October 27, 2010 § 1 Comment

Frank Lewis appeared personally in court with his attorney and joined in a request that his son be appointed his conservator.  The idea for the conservatorship arose out of some financial dealings by other members of the family who had powers of attorney.  After a hearing with no record, the Chancellor ruled that a guardian should be appointed instead, due to Frank’s physical infirmities and need for regular kidney dialysis.  The judge appointed Frank’s then attorney as guardian of his estate, and his son as guardian of the person, and cancelled the powers of attorney.

 Frank retained another attorney and appealed the Chancellor’s decision.

The Court of Appeals reversed the trial court and remanded for further proceedings, In The Matter of The Guardianship of the Estate of Frank Lewis, decided October 5, 2010. 

There are several interesting arguments made by both sides, and I commend the decision for your reading, but the issue of interest in this post is that proper notice of the hearing was not given.
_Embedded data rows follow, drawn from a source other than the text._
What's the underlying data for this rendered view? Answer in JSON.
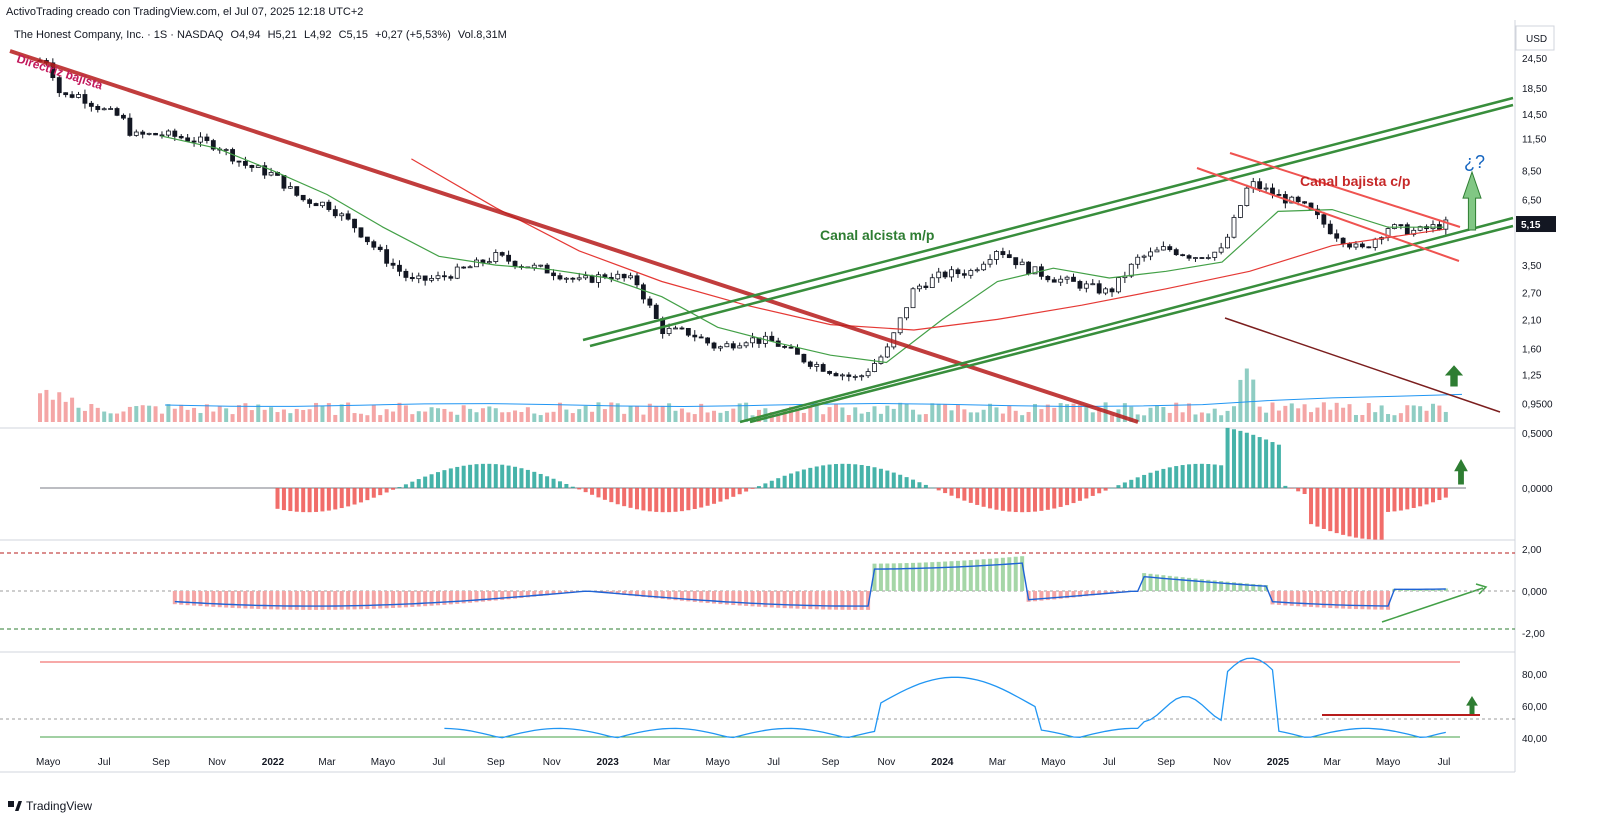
{
  "header": {
    "credit": "ActivoTrading creado con TradingView.com, el Jul 07, 2025 12:18 UTC+2",
    "symbol": "The Honest Company, Inc. · 1S · NASDAQ",
    "open": "O4,94",
    "high": "H5,21",
    "low": "L4,92",
    "close": "C5,15",
    "change": "+0,27 (+5,53%)",
    "volume": "Vol.8,31M"
  },
  "footer": {
    "brand": "TradingView"
  },
  "chart_data": [
    {
      "type": "candlestick",
      "name": "price",
      "currency": "USD",
      "scale": "log",
      "ylim": [
        0.8,
        28
      ],
      "y_ticks": [
        "24,50",
        "18,50",
        "14,50",
        "11,50",
        "8,50",
        "6,50",
        "5,15",
        "3,50",
        "2,70",
        "2,10",
        "1,60",
        "1,25",
        "0,9500"
      ],
      "y_tick_values": [
        24.5,
        18.5,
        14.5,
        11.5,
        8.5,
        6.5,
        5.15,
        3.5,
        2.7,
        2.1,
        1.6,
        1.25,
        0.95
      ],
      "last_price": "5,15",
      "x_ticks": [
        "Mayo",
        "Jul",
        "Sep",
        "Nov",
        "2022",
        "Mar",
        "Mayo",
        "Jul",
        "Sep",
        "Nov",
        "2023",
        "Mar",
        "Mayo",
        "Jul",
        "Sep",
        "Nov",
        "2024",
        "Mar",
        "Mayo",
        "Jul",
        "Sep",
        "Nov",
        "2025",
        "Mar",
        "Mayo",
        "Jul"
      ],
      "x_tick_values": [
        "2021-05",
        "2021-07",
        "2021-09",
        "2021-11",
        "2022-01",
        "2022-03",
        "2022-05",
        "2022-07",
        "2022-09",
        "2022-11",
        "2023-01",
        "2023-03",
        "2023-05",
        "2023-07",
        "2023-09",
        "2023-11",
        "2024-01",
        "2024-03",
        "2024-05",
        "2024-07",
        "2024-09",
        "2024-11",
        "2025-01",
        "2025-03",
        "2025-05",
        "2025-07"
      ],
      "close_path": [
        [
          "2021-05",
          24
        ],
        [
          "2021-05-15",
          17
        ],
        [
          "2021-06",
          17.5
        ],
        [
          "2021-07",
          15
        ],
        [
          "2021-07-20",
          14
        ],
        [
          "2021-08",
          11.8
        ],
        [
          "2021-09",
          12
        ],
        [
          "2021-10",
          11.5
        ],
        [
          "2021-11",
          10.8
        ],
        [
          "2021-12",
          9
        ],
        [
          "2022-01",
          8.2
        ],
        [
          "2022-02",
          6.5
        ],
        [
          "2022-03",
          6.2
        ],
        [
          "2022-04",
          5
        ],
        [
          "2022-05",
          3.8
        ],
        [
          "2022-06",
          3
        ],
        [
          "2022-07",
          3.1
        ],
        [
          "2022-08",
          3.4
        ],
        [
          "2022-09",
          3.8
        ],
        [
          "2022-10",
          3.5
        ],
        [
          "2022-11",
          3.3
        ],
        [
          "2022-12",
          3.0
        ],
        [
          "2023-01",
          3.2
        ],
        [
          "2023-02",
          3.0
        ],
        [
          "2023-03",
          1.9
        ],
        [
          "2023-04",
          1.85
        ],
        [
          "2023-05",
          1.6
        ],
        [
          "2023-06",
          1.75
        ],
        [
          "2023-07",
          1.7
        ],
        [
          "2023-08",
          1.45
        ],
        [
          "2023-09",
          1.3
        ],
        [
          "2023-10",
          1.2
        ],
        [
          "2023-11",
          1.55
        ],
        [
          "2023-12",
          2.8
        ],
        [
          "2024-01",
          3.2
        ],
        [
          "2024-02",
          3.3
        ],
        [
          "2024-03",
          4.1
        ],
        [
          "2024-04",
          3.4
        ],
        [
          "2024-05",
          3.1
        ],
        [
          "2024-06",
          2.9
        ],
        [
          "2024-07",
          2.7
        ],
        [
          "2024-08",
          3.7
        ],
        [
          "2024-09",
          4.1
        ],
        [
          "2024-10",
          3.8
        ],
        [
          "2024-11",
          4.0
        ],
        [
          "2024-12",
          7.6
        ],
        [
          "2025-01",
          6.7
        ],
        [
          "2025-02",
          6.0
        ],
        [
          "2025-03",
          4.8
        ],
        [
          "2025-04",
          4.0
        ],
        [
          "2025-05",
          5.0
        ],
        [
          "2025-06",
          4.8
        ],
        [
          "2025-07",
          5.15
        ]
      ],
      "sma_green": [
        [
          "2021-09",
          11.8
        ],
        [
          "2021-11",
          10.5
        ],
        [
          "2022-01",
          8.5
        ],
        [
          "2022-03",
          6.8
        ],
        [
          "2022-05",
          5.0
        ],
        [
          "2022-07",
          3.8
        ],
        [
          "2022-09",
          3.5
        ],
        [
          "2022-11",
          3.35
        ],
        [
          "2023-01",
          3.1
        ],
        [
          "2023-03",
          2.6
        ],
        [
          "2023-05",
          1.95
        ],
        [
          "2023-07",
          1.7
        ],
        [
          "2023-09",
          1.5
        ],
        [
          "2023-11",
          1.4
        ],
        [
          "2024-01",
          2.1
        ],
        [
          "2024-03",
          3.0
        ],
        [
          "2024-05",
          3.4
        ],
        [
          "2024-07",
          3.1
        ],
        [
          "2024-09",
          3.3
        ],
        [
          "2024-11",
          3.6
        ],
        [
          "2025-01",
          5.8
        ],
        [
          "2025-03",
          5.9
        ],
        [
          "2025-05",
          5.0
        ],
        [
          "2025-07",
          5.0
        ]
      ],
      "sma_red": [
        [
          "2022-06",
          9.5
        ],
        [
          "2022-09",
          6.0
        ],
        [
          "2022-12",
          4.0
        ],
        [
          "2023-03",
          3.0
        ],
        [
          "2023-06",
          2.4
        ],
        [
          "2023-09",
          2.0
        ],
        [
          "2023-12",
          1.9
        ],
        [
          "2024-03",
          2.1
        ],
        [
          "2024-06",
          2.4
        ],
        [
          "2024-09",
          2.8
        ],
        [
          "2024-12",
          3.3
        ],
        [
          "2025-03",
          4.2
        ],
        [
          "2025-07",
          4.9
        ]
      ],
      "annotations": [
        {
          "text": "Directriz bajista",
          "color": "#c2185b"
        },
        {
          "text": "Canal alcista m/p",
          "color": "#2e7d32"
        },
        {
          "text": "Canal bajista c/p",
          "color": "#c62828"
        },
        {
          "text": "¿?",
          "color": "#1565c0"
        }
      ]
    },
    {
      "type": "bar",
      "name": "volume",
      "note": "histogram at bottom of price pane with moving average"
    },
    {
      "type": "bar",
      "name": "oscillator_1",
      "y_ticks": [
        "0,5000",
        "0,0000"
      ],
      "y_tick_values": [
        0.5,
        0
      ]
    },
    {
      "type": "bar",
      "name": "oscillator_2",
      "y_ticks": [
        "2,00",
        "0,000",
        "-2,00"
      ],
      "y_tick_values": [
        2,
        0,
        -2
      ]
    },
    {
      "type": "line",
      "name": "oscillator_3",
      "y_ticks": [
        "80,00",
        "60,00",
        "40,00"
      ],
      "y_tick_values": [
        80,
        60,
        40
      ]
    }
  ]
}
There is no question that Frank Lewis was present at the hearing with his retained attorney.  Ordinarily, a party’s presence in court would submit him voluntarily to the jurisdiction of the court.  In order to establish a guardianship, however, MCA § 93-13-281 requires that the proceedings shall join as defendants two of his adult kin within the third degree by proper process, joinder or waiver.  The petition did name two adult relatives within the third degree, but there is no evidence in the record that they were properly summoned, joined, waived process or personally appeared before the court.  The court of appeals reversed and remanded to allow proper notice to two relatives within the third degree and for the court to hear evidence whether Frank does need a guardian.

The moral of the story is that guardianships and conservatorships are creatures of statute, and the statutes must be strictly complied with.  If there are two relatives within the third degree, you must join them.  If there are not two relatives within the third degree, the court is required to appoint a guardian ad litem for the infirm individual.